Altogether, the experiments are designed to associate the image’s size with the resultant network traffic for each operation in the induced lifecycle (Fig. 4). In addition to that, the experiments also allow us to measure the baseline management traffic, which considers only the network traffic strictly necessary for OpenStack to handle the operation requests (excluding tasks such as image transfer through the network). Therefore, such a method is replicable regardless of specific characteristics of the OS images, such as the version. On the other hand, the more images with different sizes, more accurate the results.

From experiment (ii), we confirm that varying the VM flavors does not significantly change the resultant traffic by the operations stated in the induced lifecycle. Such flavors serve as designs for instances created from them, setting configuration parameters such as the number of vCPUs, available RAM, and Disk space. Therefore, such specifications do not significantly affect the network load. However, creating a snapshot from a running VM instance with allocated resources (e.g., memory and disk) could lead to increased traffic in the network, reflecting the snapshot’s transmission, which could be investigated in future works.

SUSPEND, RESUME, and STOP operations do not result in heavy network traffic. These operations mostly rely on system calls and tasks performed on the hypervisor. Therefore, the output network traffic depends mainly on the elapsed time. This can be confirmed in Table 2, since different VMs yield a similar amount of traffic per second. On the other hand, CREATE and SHELVE operations produce most significant amount of network traffic. The network traffic measured was classified according to the service it belongs to. Also, the inter-service communication traffic, previously masked as only RabbitMQ traffic, is now mapped into its respective services using the lsof tool. There is still a small amount of MISC traffic (Table 3), which is related to MySQL, since several OpenStack modules were contemplated in the classification. Moreover, the number of API calls depends on how the operations are performed (e.g., implementation using Python APIs, CLI). Also, each operation does not require a constant number of API calls. In fact, this may vary depending on configurations, such as the number of network interfaces on the VM instance.

Creating or shelving VM instances demands a considerable amount of bandwidth, depending on the size of the images. Therefore, content caching is a desirable providence to remain only the management traffic.
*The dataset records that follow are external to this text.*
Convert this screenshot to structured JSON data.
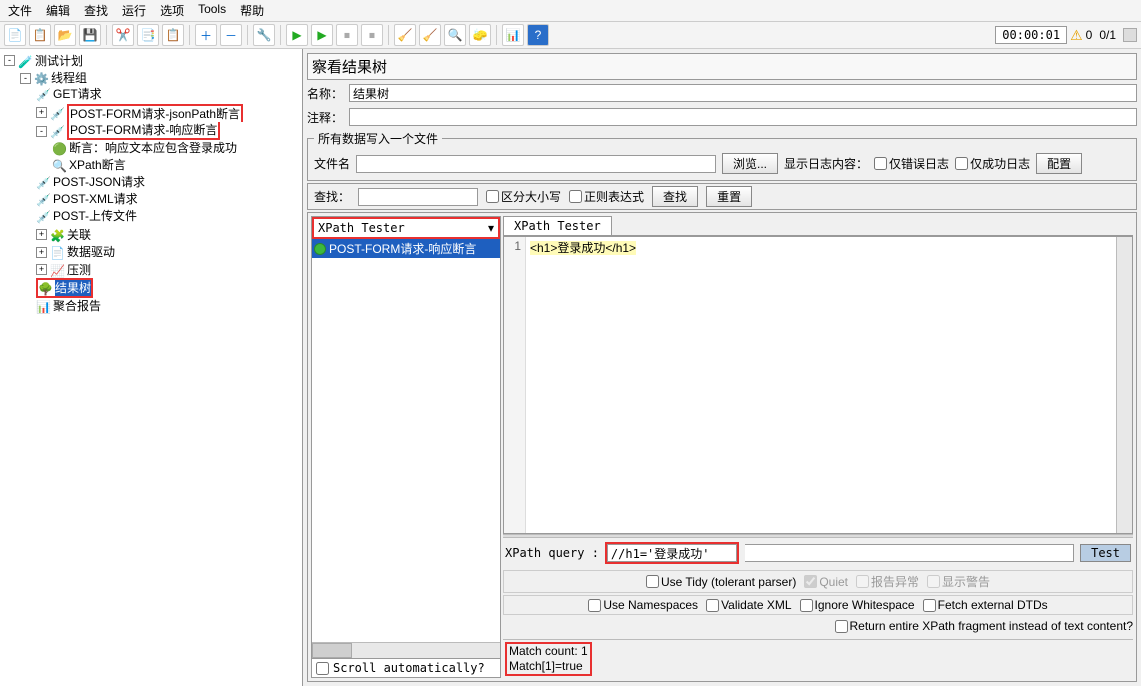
{
  "menu": {
    "file": "文件",
    "edit": "编辑",
    "search": "查找",
    "run": "运行",
    "options": "选项",
    "tools": "Tools",
    "help": "帮助"
  },
  "toolbar": {
    "timer": "00:00:01",
    "warn_count": "0",
    "run_count": "0/1"
  },
  "tree": {
    "root": "测试计划",
    "thread_group": "线程组",
    "items": [
      "GET请求",
      "POST-FORM请求-jsonPath断言",
      "POST-FORM请求-响应断言",
      "断言：响应文本应包含登录成功",
      "XPath断言",
      "POST-JSON请求",
      "POST-XML请求",
      "POST-上传文件",
      "关联",
      "数据驱动",
      "压测",
      "结果树",
      "聚合报告"
    ]
  },
  "panel": {
    "title": "察看结果树",
    "name_label": "名称：",
    "name_value": "结果树",
    "comment_label": "注释：",
    "file_legend": "所有数据写入一个文件",
    "filename_label": "文件名",
    "browse": "浏览...",
    "log_label": "显示日志内容：",
    "only_error": "仅错误日志",
    "only_success": "仅成功日志",
    "config": "配置"
  },
  "search": {
    "label": "查找：",
    "case": "区分大小写",
    "regex": "正则表达式",
    "find": "查找",
    "reset": "重置"
  },
  "combo": {
    "value": "XPath Tester"
  },
  "result_list": {
    "item0": "POST-FORM请求-响应断言"
  },
  "tabs": {
    "xpath": "XPath Tester"
  },
  "code": {
    "line1_num": "1",
    "line1": "<h1>登录成功</h1>"
  },
  "xpath": {
    "label": "XPath query :",
    "value": "//h1='登录成功'",
    "test": "Test",
    "use_tidy": "Use Tidy (tolerant parser)",
    "quiet": "Quiet",
    "report_err": "报告异常",
    "show_warn": "显示警告",
    "use_ns": "Use Namespaces",
    "validate": "Validate XML",
    "ignore_ws": "Ignore Whitespace",
    "fetch_dtd": "Fetch external DTDs",
    "return_frag": "Return entire XPath fragment instead of text content?"
  },
  "match": {
    "count": "Match count: 1",
    "result": "Match[1]=true"
  },
  "scroll_auto": "Scroll automatically?"
}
For instance, such operations may cause the network to clog up if content caching is unavailable and the network is not well designed (e.g., lack of resources, minimal topology). Usually, a content caching joint with a dedicated storage network is the preferred approach. However, such means do not exclude the necessity for resource planning, which avoids under/over resource-provisioning, providing reliability whenever content caching is impossible (e.g., first-time creation, VM instance replica for increased reliability). Therefore, estimating the resultant traffic for VMs creation and shelving are still the most viable approach considering resource planning and network design.

Considerations and Future Work

The present work contributes to a method for characterizing the network traffic in OpenStack’s management domain. We perform network monitoring based on some of the most common operations to VM instances, such as creating and stopping them. Our data are available through a summarized dataset published on Zenodo [8]. Additionally, we analyze the impact of such operations on the network and provide a linear regression to predict the resultant network load for creating and shelving instances based on their OS images.

The network traffic characterization allows administrators to understand certain behaviors and plan resource allocation. It is especially challenging to characterize the inter-service communication traffic on OpenStack, since such an inter-service interaction is masked under RabbitMQ traffic. Thus, this paper also presents an alternative to identifying and mapping services communicating over RabbitMQ. Finally, we also point out the possibility for future work on measuring how a snapshot of a working VM with allocated and in-use resources could affect the network traffic and performance.